EVLİ bir çift olan Gregorio ve Marilou on yıl önce 30’lu yaşlarındayken, Manila’da hem öncülük yapıyor hem de tamgünlük bir işte çalışıyorlardı. İkisini birlikte yürütmek zor olsa da, onlar bunu başarıyordu. Daha sonra Marilou çalıştığı bankada müdürlüğe terfi etti. Şöyle diyor: “Her ikimiz de geliri yüksek bir işte çalıştığımız için rahat bir yaşamımız vardı.” Maddi açıdan refah içerisinde olan bu çift, Manila’nın 19 kilometre doğusunda yer alan güzel bir semtte, hayallerini süsleyen evi yaptırmaya karar verdi. Bir inşaat firmasıyla sözleşme imzaladılar ve on yıl boyunca aylık taksitler halinde ödeme yapmak üzere anlaştılar.

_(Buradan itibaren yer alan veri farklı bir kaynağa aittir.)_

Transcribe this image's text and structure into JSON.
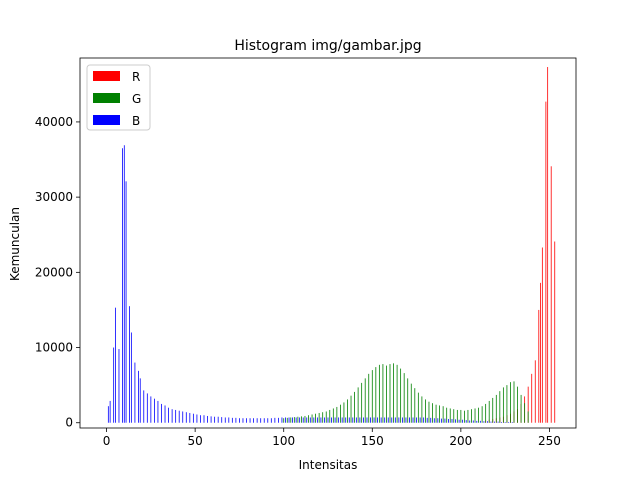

“YEHOVA’YA AİT OLAN BİR ŞEYİ ÇALIYORMUŞUM GİBİ HİSSEDİYORDUM”

Marilou şöyle diyor: “Yeni işim vaktimin ve gücümün büyük kısmını aldığı için ruhi faaliyetlere duyduğum istek zamanla azaldı. Yehova’ya ait olan bir şeyi çalıyormuşum gibi hissediyordum.” Şöyle açıklıyor: “Yehova’ya hizmet etmek üzere adadığım vakti artık O’na veremiyordum.” Bu durumdan  memnun olmayan Gregorio ve Marilou nasıl bir yaşam sürdüklerini değerlendirmek amacıyla konuşmaya karar verdiler. Gregorio şöyle diyor: “Bir değişiklik yapmak istiyorduk, fakat tam olarak ne yapmamız gerektiğini bilmiyorduk. Özellikle çocuğumuz da olmadığı için Yehova’ya nasıl daha verimli şekilde hizmet edebiliriz diye düşündük. Bize rehberlik etmesi için O’na dua ettik.”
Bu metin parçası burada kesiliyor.